When I play games with how I save money, I'm less inclined to spend it
I have CDs.
I have treasury bonds.
I have a high yield savings account.
I have investment accounts, stocks and ETFs.
I have (for the time being) a small pool of crypto.
(I am slowly selling off my crypto at a profit with the goal to get away from it completely.)
And I have a couple of different spreadsheets, all different approaches and rebuilds of looking at the money.
It's usually easier to start over from scratch than it is to revise an existing one when I want to change how it works or how it looks.
It's really not even that much money.
I've talked in the past about gamification (though admittedly not here on this blog (as of this writing, yet), or any blog that still exists). Making things fun (by any personal definition of the word) means it's easier to do them.
And that's just as true for adults as it is for children, if not more so.
Adults need more fun in their lives, severely enough that we ought to be able to get a prescription for it.
The dopamine rush from spending money and getting new things is well-documented. (Or rather, I assume it is, but I'm not going to go look.) But I also get one from the satisfaction of a well-designed infographic or spreadsheet or data dashboard. All the pretty charts and numbers and everything, seeing how it merges together to spell out how unlikely I am to be able to retire ever...
Even bad news can wear a pretty outfit.
Actually, personal experience tells me that bad news is almost always far better dressed than good news.

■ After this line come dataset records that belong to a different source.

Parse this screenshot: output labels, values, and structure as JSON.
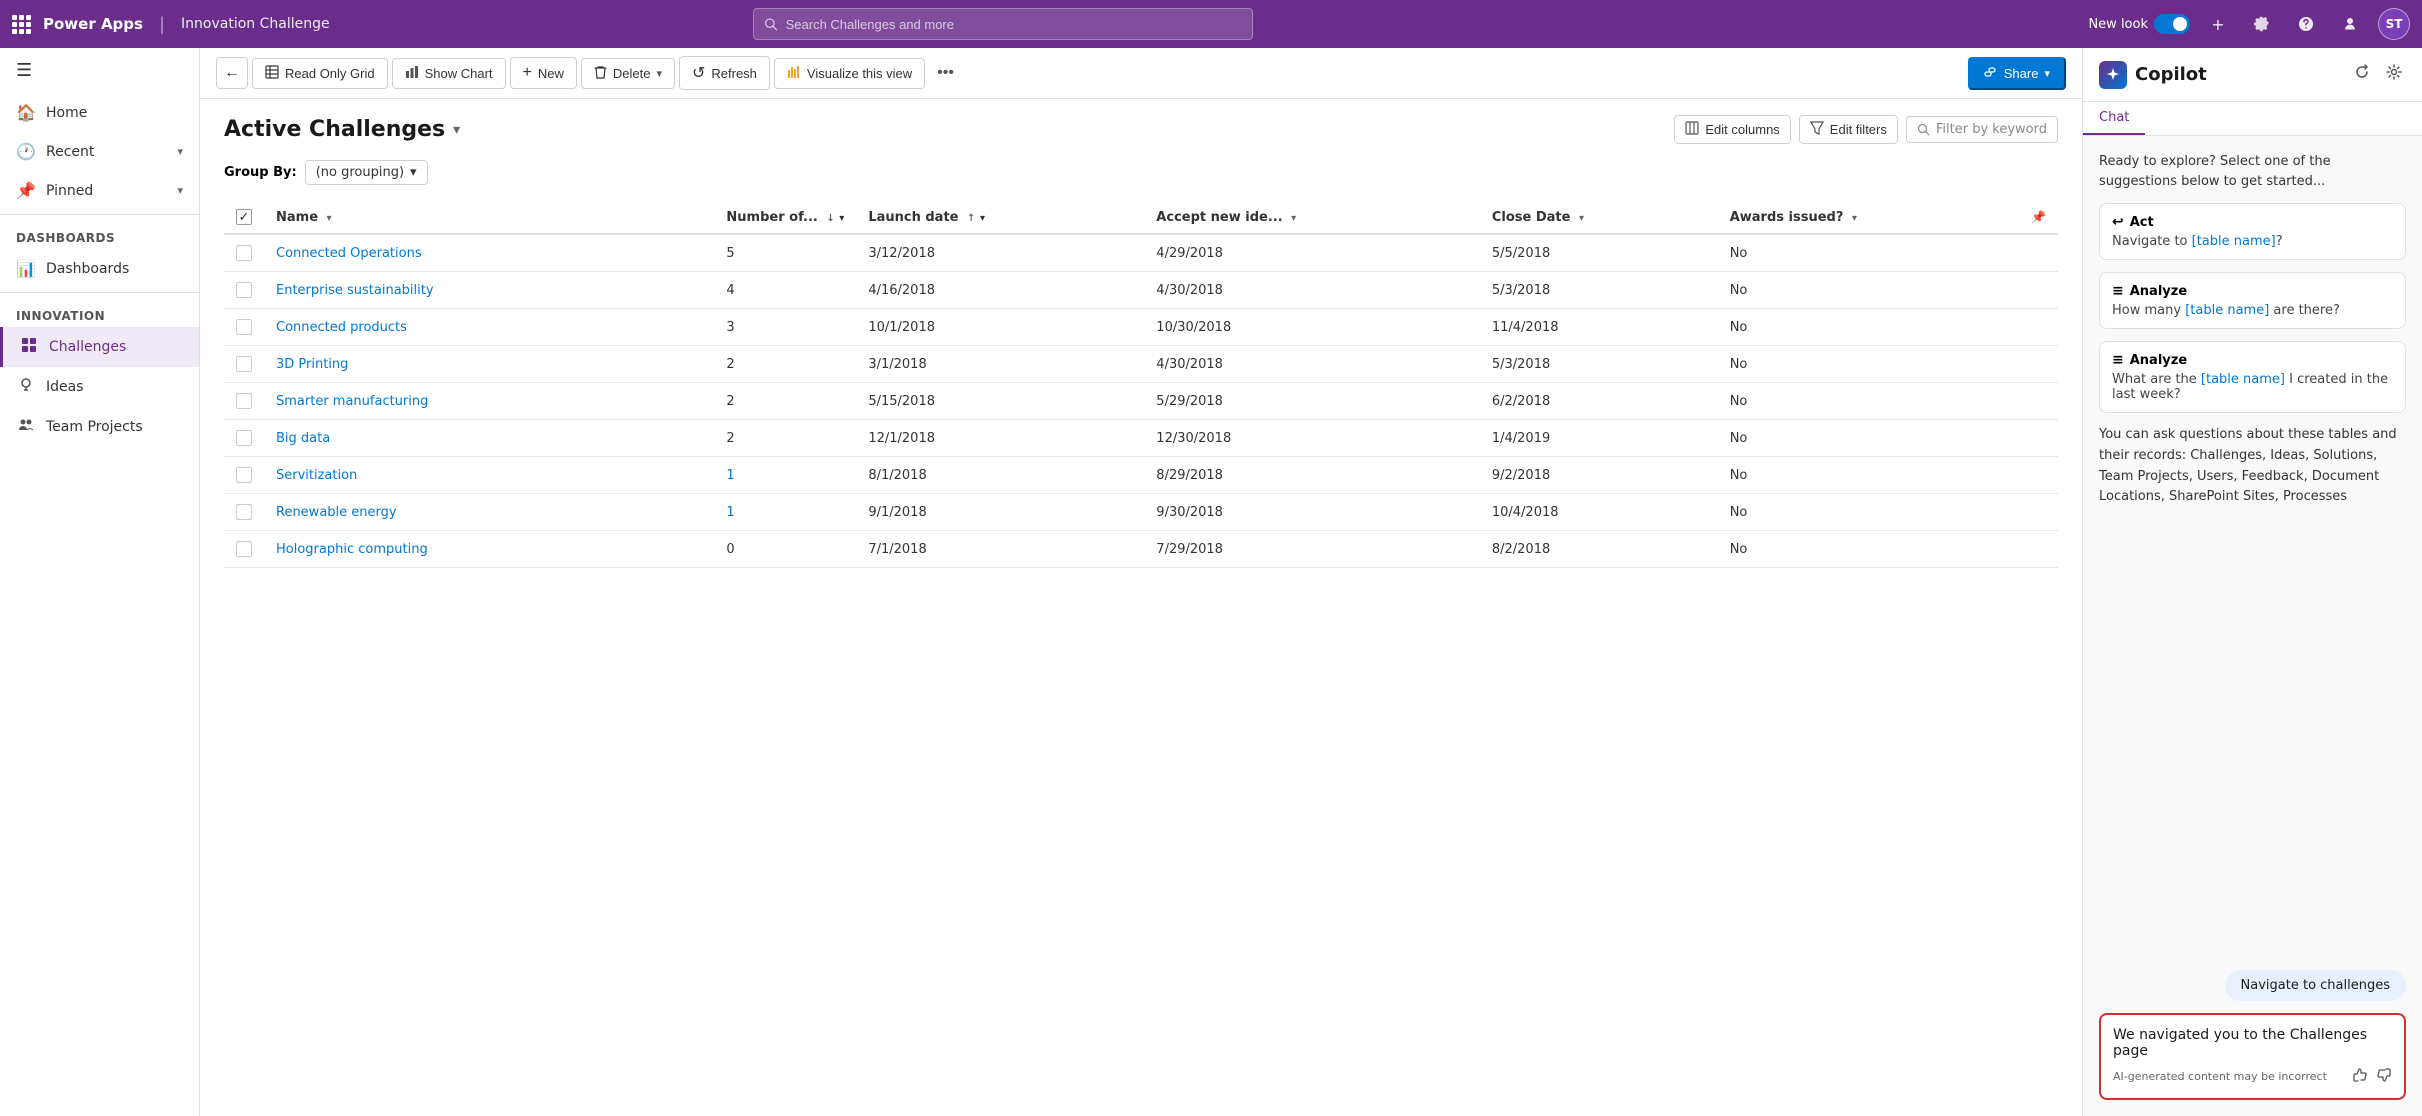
{
  "topbar": {
    "app_name": "Power Apps",
    "divider": "|",
    "instance_name": "Innovation Challenge",
    "search_placeholder": "Search Challenges and more",
    "new_look_label": "New look",
    "avatar_initials": "ST",
    "add_icon": "+",
    "settings_icon": "⚙",
    "help_icon": "?",
    "profile_icon": "👤",
    "grid_icon": "⊞"
  },
  "sidebar": {
    "toggle_icon": "☰",
    "items": [
      {
        "id": "home",
        "label": "Home",
        "icon": "🏠",
        "has_expand": false
      },
      {
        "id": "recent",
        "label": "Recent",
        "icon": "🕐",
        "has_expand": true
      },
      {
        "id": "pinned",
        "label": "Pinned",
        "icon": "📌",
        "has_expand": true
      }
    ],
    "section_dashboards": "Dashboards",
    "dashboards_item": "Dashboards",
    "dashboards_icon": "📊",
    "section_innovation": "Innovation",
    "innovation_items": [
      {
        "id": "challenges",
        "label": "Challenges",
        "icon": "🎯",
        "active": true
      },
      {
        "id": "ideas",
        "label": "Ideas",
        "icon": "💡",
        "active": false
      },
      {
        "id": "team-projects",
        "label": "Team Projects",
        "icon": "👥",
        "active": false
      }
    ]
  },
  "toolbar": {
    "back_icon": "←",
    "read_only_grid_label": "Read Only Grid",
    "read_only_grid_icon": "▦",
    "show_chart_label": "Show Chart",
    "show_chart_icon": "📊",
    "new_label": "New",
    "new_icon": "+",
    "delete_label": "Delete",
    "delete_icon": "🗑",
    "dropdown_icon": "▾",
    "refresh_label": "Refresh",
    "refresh_icon": "↺",
    "visualize_label": "Visualize this view",
    "visualize_icon": "🟡",
    "more_icon": "•••",
    "share_label": "Share",
    "share_icon": "🔗"
  },
  "view": {
    "title": "Active Challenges",
    "title_chevron": "▾",
    "edit_columns_label": "Edit columns",
    "edit_columns_icon": "⊞",
    "edit_filters_label": "Edit filters",
    "edit_filters_icon": "▽",
    "filter_placeholder": "Filter by keyword",
    "filter_icon": "🔍",
    "groupby_label": "Group By:",
    "groupby_value": "(no grouping)",
    "groupby_chevron": "▾",
    "table": {
      "columns": [
        {
          "id": "name",
          "label": "Name",
          "sort": "asc"
        },
        {
          "id": "number",
          "label": "Number of...",
          "sort": "desc"
        },
        {
          "id": "launch_date",
          "label": "Launch date",
          "sort": "asc"
        },
        {
          "id": "accept_new",
          "label": "Accept new ide...",
          "sort": "desc"
        },
        {
          "id": "close_date",
          "label": "Close Date",
          "sort": "desc"
        },
        {
          "id": "awards",
          "label": "Awards issued?",
          "sort": "desc"
        }
      ],
      "rows": [
        {
          "name": "Connected Operations",
          "number": "5",
          "number_link": false,
          "launch_date": "3/12/2018",
          "accept_new": "4/29/2018",
          "close_date": "5/5/2018",
          "awards": "No"
        },
        {
          "name": "Enterprise sustainability",
          "number": "4",
          "number_link": false,
          "launch_date": "4/16/2018",
          "accept_new": "4/30/2018",
          "close_date": "5/3/2018",
          "awards": "No"
        },
        {
          "name": "Connected products",
          "number": "3",
          "number_link": false,
          "launch_date": "10/1/2018",
          "accept_new": "10/30/2018",
          "close_date": "11/4/2018",
          "awards": "No"
        },
        {
          "name": "3D Printing",
          "number": "2",
          "number_link": false,
          "launch_date": "3/1/2018",
          "accept_new": "4/30/2018",
          "close_date": "5/3/2018",
          "awards": "No"
        },
        {
          "name": "Smarter manufacturing",
          "number": "2",
          "number_link": false,
          "launch_date": "5/15/2018",
          "accept_new": "5/29/2018",
          "close_date": "6/2/2018",
          "awards": "No"
        },
        {
          "name": "Big data",
          "number": "2",
          "number_link": false,
          "launch_date": "12/1/2018",
          "accept_new": "12/30/2018",
          "close_date": "1/4/2019",
          "awards": "No"
        },
        {
          "name": "Servitization",
          "number": "1",
          "number_link": true,
          "launch_date": "8/1/2018",
          "accept_new": "8/29/2018",
          "close_date": "9/2/2018",
          "awards": "No"
        },
        {
          "name": "Renewable energy",
          "number": "1",
          "number_link": true,
          "launch_date": "9/1/2018",
          "accept_new": "9/30/2018",
          "close_date": "10/4/2018",
          "awards": "No"
        },
        {
          "name": "Holographic computing",
          "number": "0",
          "number_link": false,
          "launch_date": "7/1/2018",
          "accept_new": "7/29/2018",
          "close_date": "8/2/2018",
          "awards": "No"
        }
      ]
    }
  },
  "copilot": {
    "title": "Copilot",
    "logo_icon": "✦",
    "refresh_icon": "↺",
    "settings_icon": "⚙",
    "tabs": [
      {
        "id": "chat",
        "label": "Chat",
        "active": true
      }
    ],
    "intro_text": "Ready to explore? Select one of the suggestions below to get started...",
    "suggestions": [
      {
        "id": "act",
        "type_icon": "↩",
        "type_label": "Act",
        "text_before": "Navigate to ",
        "link_text": "[table name]",
        "text_after": "?"
      },
      {
        "id": "analyze1",
        "type_icon": "≡",
        "type_label": "Analyze",
        "text_before": "How many ",
        "link_text": "[table name]",
        "text_after": " are there?"
      },
      {
        "id": "analyze2",
        "type_icon": "≡",
        "type_label": "Analyze",
        "text_before": "What are the ",
        "link_text": "[table name]",
        "text_after": " I created in the last week?"
      }
    ],
    "info_text": "You can ask questions about these tables and their records: Challenges, Ideas, Solutions, Team Projects, Users, Feedback, Document Locations, SharePoint Sites, Processes",
    "navigate_bubble": "Navigate to challenges",
    "response_text": "We navigated you to the Challenges page",
    "response_disclaimer": "AI-generated content may be incorrect",
    "thumbs_up_icon": "👍",
    "thumbs_down_icon": "👎"
  }
}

It's not about how much money you have.
It's about what you can do with it.
And if you're not spending it on frivolous things just for a brief hit of dopamine, you might even be able to make it grow.
Case in point:
I discovered CD laddering on accident.
And then I took it to an extreme because I thought it would be neat. And because it made more sense in my head with respect to real-world applications.
So the material I've read on CD laddering references yearly or quarterly intervals, but for some reason never more frequently than that. That seems silly. It makes more sense to me to set the interval as close as possible to the same rate as my bills, which are predominantly monthly (with very few exceptions), which is completely doable given that things like FDIC insurance and bank limitations are more concerned with the total amount of money than the quantity of accounts.

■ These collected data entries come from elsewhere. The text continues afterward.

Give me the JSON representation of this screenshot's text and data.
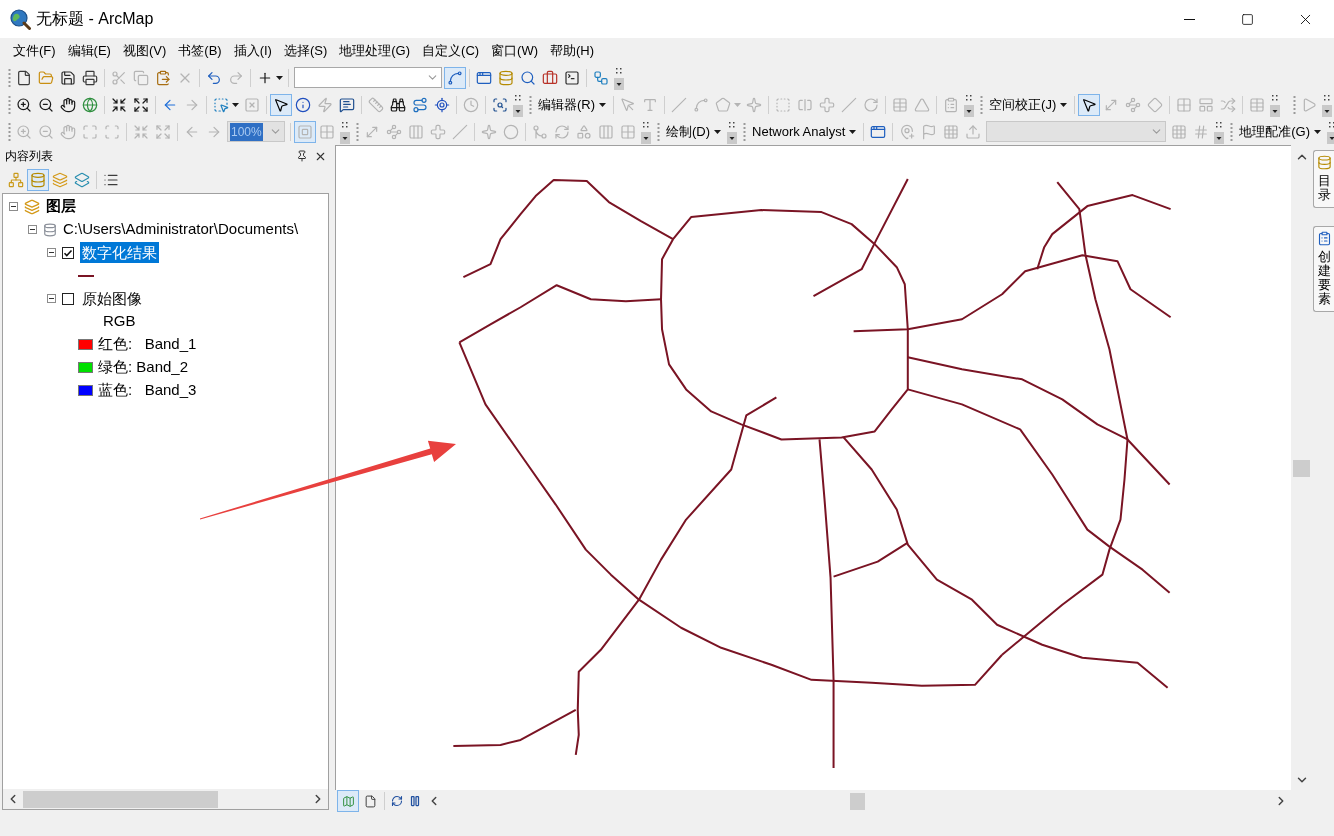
{
  "window": {
    "title": "无标题 - ArcMap"
  },
  "menu": [
    "文件(F)",
    "编辑(E)",
    "视图(V)",
    "书签(B)",
    "插入(I)",
    "选择(S)",
    "地理处理(G)",
    "自定义(C)",
    "窗口(W)",
    "帮助(H)"
  ],
  "toolbar_rows": [
    [
      {
        "groups": [
          [
            {
              "kind": "file",
              "disabled": false,
              "selected": false
            },
            {
              "kind": "folder",
              "disabled": false,
              "selected": false
            },
            {
              "kind": "save",
              "disabled": false,
              "selected": false
            },
            {
              "kind": "printer",
              "disabled": false,
              "selected": false
            }
          ],
          [
            {
              "kind": "scissors",
              "disabled": true,
              "selected": false
            },
            {
              "kind": "copy",
              "disabled": true,
              "selected": false
            },
            {
              "kind": "clipboard",
              "disabled": false,
              "selected": false
            },
            {
              "kind": "delete",
              "disabled": true,
              "selected": false
            }
          ],
          [
            {
              "kind": "undo",
              "disabled": false,
              "selected": false
            },
            {
              "kind": "redo",
              "disabled": true,
              "selected": false
            }
          ],
          [
            {
              "kind": "plus",
              "disabled": false,
              "selected": false
            },
            {
              "kind": "caret",
              "disabled": false
            }
          ],
          [
            {
              "kind": "combo",
              "disabled": false
            },
            {
              "kind": "spline",
              "disabled": false,
              "selected": true
            }
          ],
          [
            {
              "kind": "window",
              "disabled": false,
              "selected": false
            },
            {
              "kind": "database",
              "disabled": false,
              "selected": false
            },
            {
              "kind": "search",
              "disabled": false,
              "selected": false
            },
            {
              "kind": "briefcase",
              "disabled": false,
              "selected": false
            },
            {
              "kind": "terminal",
              "disabled": false,
              "selected": false
            }
          ],
          [
            {
              "kind": "workflow",
              "disabled": false,
              "selected": false
            }
          ]
        ]
      }
    ],
    [
      {
        "groups": [
          [
            {
              "kind": "zoom-in",
              "disabled": false,
              "selected": false
            },
            {
              "kind": "zoom-out",
              "disabled": false,
              "selected": false
            },
            {
              "kind": "hand",
              "disabled": false,
              "selected": false
            },
            {
              "kind": "globe",
              "disabled": false,
              "selected": false
            }
          ],
          [
            {
              "kind": "shrink",
              "disabled": false,
              "selected": false
            },
            {
              "kind": "expand-arrows",
              "disabled": false,
              "selected": false
            }
          ],
          [
            {
              "kind": "arrow-left",
              "disabled": false,
              "selected": false
            },
            {
              "kind": "arrow-right",
              "disabled": true,
              "selected": false
            }
          ],
          [
            {
              "kind": "select-pointer",
              "disabled": false,
              "selected": false
            },
            {
              "kind": "caret",
              "disabled": false
            },
            {
              "kind": "square-x",
              "disabled": true,
              "selected": false
            }
          ],
          [
            {
              "kind": "cursor",
              "disabled": false,
              "selected": true
            },
            {
              "kind": "info",
              "disabled": false,
              "selected": false
            },
            {
              "kind": "lightning",
              "disabled": true,
              "selected": false
            },
            {
              "kind": "message",
              "disabled": false,
              "selected": false
            }
          ],
          [
            {
              "kind": "ruler",
              "disabled": true,
              "selected": false
            },
            {
              "kind": "binoculars",
              "disabled": false,
              "selected": false
            },
            {
              "kind": "route",
              "disabled": false,
              "selected": false
            },
            {
              "kind": "locate",
              "disabled": false,
              "selected": false
            }
          ],
          [
            {
              "kind": "clock",
              "disabled": true,
              "selected": false
            }
          ],
          [
            {
              "kind": "scan-search",
              "disabled": false,
              "selected": false
            }
          ]
        ]
      },
      {
        "menu": "编辑器(R)",
        "groups": [
          [
            {
              "kind": "pointer",
              "disabled": true,
              "selected": false
            },
            {
              "kind": "text-tool",
              "disabled": true,
              "selected": false
            }
          ],
          [
            {
              "kind": "line",
              "disabled": true,
              "selected": false
            },
            {
              "kind": "curve",
              "disabled": true,
              "selected": false
            },
            {
              "kind": "polygon",
              "disabled": true,
              "selected": false
            },
            {
              "kind": "caret",
              "disabled": true
            },
            {
              "kind": "sparkle",
              "disabled": true,
              "selected": false
            }
          ],
          [
            {
              "kind": "dashed-square",
              "disabled": true,
              "selected": false
            },
            {
              "kind": "split",
              "disabled": true,
              "selected": false
            },
            {
              "kind": "cross",
              "disabled": true,
              "selected": false
            },
            {
              "kind": "line",
              "disabled": true,
              "selected": false
            },
            {
              "kind": "rotate",
              "disabled": true,
              "selected": false
            }
          ],
          [
            {
              "kind": "table",
              "disabled": true,
              "selected": false
            },
            {
              "kind": "triangle",
              "disabled": true,
              "selected": false
            }
          ],
          [
            {
              "kind": "form",
              "disabled": true,
              "selected": false
            }
          ]
        ]
      },
      {
        "menu": "空间校正(J)",
        "groups": [
          [
            {
              "kind": "cursor",
              "disabled": false,
              "selected": true
            },
            {
              "kind": "diagonal-arrow",
              "disabled": true,
              "selected": false
            },
            {
              "kind": "waypoints",
              "disabled": true,
              "selected": false
            },
            {
              "kind": "diamond",
              "disabled": true,
              "selected": false
            }
          ],
          [
            {
              "kind": "grid",
              "disabled": true,
              "selected": false
            },
            {
              "kind": "panel",
              "disabled": true,
              "selected": false
            },
            {
              "kind": "shuffle",
              "disabled": true,
              "selected": false
            }
          ],
          [
            {
              "kind": "table",
              "disabled": true,
              "selected": false
            }
          ]
        ]
      },
      {
        "groups": [
          [
            {
              "kind": "play",
              "disabled": true,
              "selected": false
            }
          ]
        ]
      }
    ],
    [
      {
        "groups": [
          [
            {
              "kind": "zoom-in",
              "disabled": true,
              "selected": false
            },
            {
              "kind": "zoom-out",
              "disabled": true,
              "selected": false
            },
            {
              "kind": "hand",
              "disabled": true,
              "selected": false
            },
            {
              "kind": "maximize",
              "disabled": true,
              "selected": false
            },
            {
              "kind": "frame",
              "disabled": true,
              "selected": false
            }
          ],
          [
            {
              "kind": "shrink",
              "disabled": true,
              "selected": false
            },
            {
              "kind": "expand-arrows",
              "disabled": true,
              "selected": false
            }
          ],
          [
            {
              "kind": "arrow-left",
              "disabled": true,
              "selected": false
            },
            {
              "kind": "arrow-right",
              "disabled": true,
              "selected": false
            },
            {
              "kind": "narrow-combo",
              "disabled": true,
              "highlighted": true,
              "value": "100%"
            }
          ],
          [
            {
              "kind": "nested-square",
              "disabled": true,
              "selected": true
            },
            {
              "kind": "grid",
              "disabled": true,
              "selected": false
            }
          ]
        ]
      },
      {
        "groups": [
          [
            {
              "kind": "diagonal-arrow",
              "disabled": true,
              "selected": false
            },
            {
              "kind": "waypoints",
              "disabled": true,
              "selected": false
            },
            {
              "kind": "columns",
              "disabled": true,
              "selected": false
            },
            {
              "kind": "cross",
              "disabled": true,
              "selected": false
            },
            {
              "kind": "line",
              "disabled": true,
              "selected": false
            }
          ],
          [
            {
              "kind": "sparkle",
              "disabled": true,
              "selected": false
            },
            {
              "kind": "circle",
              "disabled": true,
              "selected": false
            }
          ],
          [
            {
              "kind": "merge",
              "disabled": true,
              "selected": false
            },
            {
              "kind": "refresh",
              "disabled": true,
              "selected": false
            },
            {
              "kind": "shapes",
              "disabled": true,
              "selected": false
            },
            {
              "kind": "columns",
              "disabled": true,
              "selected": false
            },
            {
              "kind": "grid",
              "disabled": true,
              "selected": false
            }
          ]
        ]
      },
      {
        "menu": "绘制(D)"
      },
      {
        "menu": "Network Analyst",
        "groups": [
          [
            {
              "kind": "window",
              "disabled": false,
              "selected": false
            }
          ],
          [
            {
              "kind": "pin-plus",
              "disabled": true,
              "selected": false
            },
            {
              "kind": "flag",
              "disabled": true,
              "selected": false
            },
            {
              "kind": "dots-grid",
              "disabled": true,
              "selected": false
            },
            {
              "kind": "upload",
              "disabled": true,
              "selected": false
            },
            {
              "kind": "wide-combo",
              "disabled": true
            },
            {
              "kind": "dots-grid",
              "disabled": true,
              "selected": false
            },
            {
              "kind": "hash",
              "disabled": true,
              "selected": false
            }
          ]
        ]
      },
      {
        "menu": "地理配准(G)"
      }
    ]
  ],
  "toc": {
    "title": "内容列表",
    "tabs": [
      {
        "kind": "network",
        "selected": false
      },
      {
        "kind": "database",
        "selected": true
      },
      {
        "kind": "layers",
        "selected": false
      },
      {
        "kind": "stack",
        "selected": false
      }
    ],
    "tree": [
      {
        "kind": "data-frame",
        "label": "图层",
        "expanded": true,
        "children": [
          {
            "kind": "folder",
            "label": "C:\\Users\\Administrator\\Documents\\",
            "expanded": true,
            "children": [
              {
                "kind": "layer",
                "label": "数字化结果",
                "checked": true,
                "selected": true,
                "expanded": true,
                "legend": [
                  {
                    "kind": "line",
                    "color": "#7a1424"
                  }
                ]
              },
              {
                "kind": "layer",
                "label": "原始图像",
                "checked": false,
                "selected": false,
                "expanded": true,
                "legend": [
                  {
                    "kind": "heading",
                    "label": "RGB"
                  },
                  {
                    "kind": "swatch",
                    "label": "红色:   Band_1",
                    "color": "#ff0000"
                  },
                  {
                    "kind": "swatch",
                    "label": "绿色: Band_2",
                    "color": "#00e000"
                  },
                  {
                    "kind": "swatch",
                    "label": "蓝色:   Band_3",
                    "color": "#0000ff"
                  }
                ]
              }
            ]
          }
        ]
      }
    ]
  },
  "view_buttons": [
    {
      "kind": "map",
      "selected": true
    },
    {
      "kind": "file",
      "selected": false
    }
  ],
  "dock_tabs": [
    {
      "kind": "database",
      "label": "目录"
    },
    {
      "kind": "form",
      "label": "创建要素"
    }
  ]
}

In the same way that all the legislation I've read about carrying a knife focuses on the type of mechanism attached to the knife and the length of the blade, but I've yet to see a single mention of the quantity of knives... which seems like a grand oversight to me that I'm more than happy to take full advantage of until policymakers rectify that loophole.
I'm laddering CDs on a monthly schedule.
Seventeen complete, one more to establish at the end of October.
And then I will have eighteen 18-month CDs.
They'll auto-renew, and so I won't touch them as long as I don't need the money. Just spin and spin and spin and spin and spin... slowly building compounding interest.
And if a month should come when I can't make ends meet, I'll crack them open.
The money is evenly distributed (not counting earned interest) across all the accounts, and that's done deliberately to minimize the loss in earnings if I should have to break any of them open prematurely.
If you cash out a CD before the maturity date, you'll pay a penalty on the interest (at my bank it's 3 months-worth). If I had fewer CDs with higher value, but I don't need the full value to make ends meet, I'm losing out of potential gains. By dividing the money out into more CDs, I only need to cash out on enough of them to reach my need.
Let me know if it would help me to go through this with better examples and a longer explanation.
And yes, even with compounding, the interest rate still pales in comparison to inflation, but it beats sitting under my mattress.
And I have stocks and ETFs that are making better headway against inflation than my interest-bearing accounts, but diversification is key.
Every investment advisor worth their salt advises diversification, but I'd say they don't go far enough with it.
Banks fail sometimes, and yes, in the US as long as it's an FDIC-insured institution, you're going to get it back... you know... eventually. A quick web-search says in most cases it can take a few days to a few weeks to process claims, but that might be too long with a due bill hanging over your head.
I have accounts at 6 different banks, only one of which has a minimum account balance (and that's the one where my checking account sits, which serves as the "gateway" for transferring money among my other accounts, and is also the destination for my paychecks).
Is that overkill?
Absolutely.
Was setting it all up worth it?
Probably not.
But was it fun?
Yes. And keeping track of it all is also fun for me (sometimes both tedious and fun at the same time).
So what's next after you complete the set of 18x 18-month CDs?
I don't know yet. Nothing, probably, until I get another job. The money for these last few CDs was set aside about a year ago, it's just been sitting in my savings account waiting for the calendar to roll around to the right date to get them lined up with all the others.
Maybe I'll go back to buying treasury bonds, which stopped when TreasuryDirect ended their Payroll Savings Plan program (and when I stopped being on a payroll to fund the savings plan).